The father of the Sayyid was Abu Ahmad Muhammad Shuja who married daughter of Abu Hafs Umar al-Suhrawardi in Baghdad. Sayyid Muhammad was born in 1145 (Islamic year of 540 AH) to the couple. Some scholars however disputed this marriage of Sayyid Muhammad Shuja to a daughter of al-Suhrawardi and have mentioned that it was Sayyid Muhammad al-Makki himself who married the daughter of al-Suhrawardi.

Sayyid Muhammad decided to leave Yemen for Sindh, claiming he saw his ancestor, the Islamic prophet Muhammad in his dream instructing him to leave for India as it awaited him.

==In Sindh==

It is mentioned in many sources that Sayyid Muhammad al-Makki arrived in Bukkur at dawn.

Delighted at the peaceful setting and beautiful view of the sun rising, he famously and joyfully exclaimed: "God has ordained my morning in this blessed place!"
(Arabic: ! جعل الله بكرتي في البقعة المباركة). Sayyid Muhammad also named this place 'Bukkur' from its former name 'Fareshta'. Upon being asked where he wanted to live by the welcoming natives he told them he wanted to live where the cowbells could be heard and the rising sun would be visible. Sayyid Muhammad al-Makki obtained a grant of land in Rohri with the condition expressed in the deed that he should cultivate the land in lieu of the military duties obligatory on all granted landowners. Due to the warlike nature of this tribe, they were entrusted by the authorities to prevent marauders and bandits from thieving and looting. Sayyid Muhammad al-Makki became a well-known saint whose preaching brought many people towards Islam. He established a centre of spiritual learning in Sindh and remained the religious figure of Sindh until the early 13th century.

==Death==

Muhammad al-Makki died at the age of 101 in 1246 AD and 644 AH. He was buried in the fort of Arak between Sukkur and Bukkur
His shrine is located near Deputy Commissioner Office Sukkur. Location of Shrine Of Muhammad Al Makki In Sukkur

==Descendants==

=== Makhdoom Muhammad Badruddin Bhaakri ===
His descendants include Sayyid Muhammad Mahdi who was born from the daughter of Alauddin Khalji, Sayyid Sa'adullah and Waris Shah, the author of Heer Ranjha, the famous romantic story.
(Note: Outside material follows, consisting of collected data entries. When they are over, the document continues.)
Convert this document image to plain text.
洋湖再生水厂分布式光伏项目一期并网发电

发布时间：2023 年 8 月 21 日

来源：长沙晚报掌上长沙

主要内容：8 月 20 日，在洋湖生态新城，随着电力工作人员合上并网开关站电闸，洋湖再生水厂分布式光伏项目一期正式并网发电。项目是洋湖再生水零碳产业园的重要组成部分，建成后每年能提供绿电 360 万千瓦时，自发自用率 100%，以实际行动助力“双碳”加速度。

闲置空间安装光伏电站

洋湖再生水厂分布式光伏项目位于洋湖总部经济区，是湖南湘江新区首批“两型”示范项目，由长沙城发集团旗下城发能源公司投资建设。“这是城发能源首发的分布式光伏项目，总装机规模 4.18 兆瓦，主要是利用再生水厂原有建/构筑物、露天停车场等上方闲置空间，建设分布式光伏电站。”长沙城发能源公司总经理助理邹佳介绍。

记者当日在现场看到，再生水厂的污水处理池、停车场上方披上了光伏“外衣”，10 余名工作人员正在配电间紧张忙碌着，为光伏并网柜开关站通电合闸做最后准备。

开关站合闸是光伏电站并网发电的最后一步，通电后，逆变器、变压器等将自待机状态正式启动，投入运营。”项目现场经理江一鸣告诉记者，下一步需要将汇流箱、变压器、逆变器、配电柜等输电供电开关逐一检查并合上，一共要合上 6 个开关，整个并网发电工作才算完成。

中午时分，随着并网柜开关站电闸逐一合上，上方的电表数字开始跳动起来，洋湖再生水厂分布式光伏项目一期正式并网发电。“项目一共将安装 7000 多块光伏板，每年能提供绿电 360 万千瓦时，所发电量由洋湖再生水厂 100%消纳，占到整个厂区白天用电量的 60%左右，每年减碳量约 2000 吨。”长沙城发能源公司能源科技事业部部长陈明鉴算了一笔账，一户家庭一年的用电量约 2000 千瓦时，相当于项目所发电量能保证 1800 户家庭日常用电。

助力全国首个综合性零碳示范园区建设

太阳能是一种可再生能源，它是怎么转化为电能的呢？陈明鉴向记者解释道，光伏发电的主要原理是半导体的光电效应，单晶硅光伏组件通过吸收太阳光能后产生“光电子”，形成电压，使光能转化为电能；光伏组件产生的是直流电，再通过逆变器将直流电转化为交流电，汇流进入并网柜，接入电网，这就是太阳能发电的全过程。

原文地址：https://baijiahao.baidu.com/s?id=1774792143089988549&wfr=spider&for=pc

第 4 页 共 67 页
=== Sayyid Sadruddin al-Khatib ===

The saint Sayyid Sadruddin, the son of Sayyid Muhammad Shah al-Makki was born in 1204 in Bukkur. His influence spread all around the Indian Sub-Continent and was well known for his spirituality. He spent most of his life travelling and seeking knowledge from other parts of the world. He died in 1270 and is buried on Bukkur Island.

Sayyid Sadruddin's son Ali Badruddin had many sons including Sayyid Murtadha also known as Shaban ul Millat, whose descendants are found mostly in Allahabad in India. From the descendants of Sayyid Ali Badruddin comes the author of Manba Al-Ansab, Sayyid Muin Al-Haqq and many other famous historical personalities. Other sons of Sayyid Ali Badruddin are Sayyid Daulat Ahmad, Sayyid Nazamuddin, Sayyid Ruknuddin and Sayyid Muhyuddin.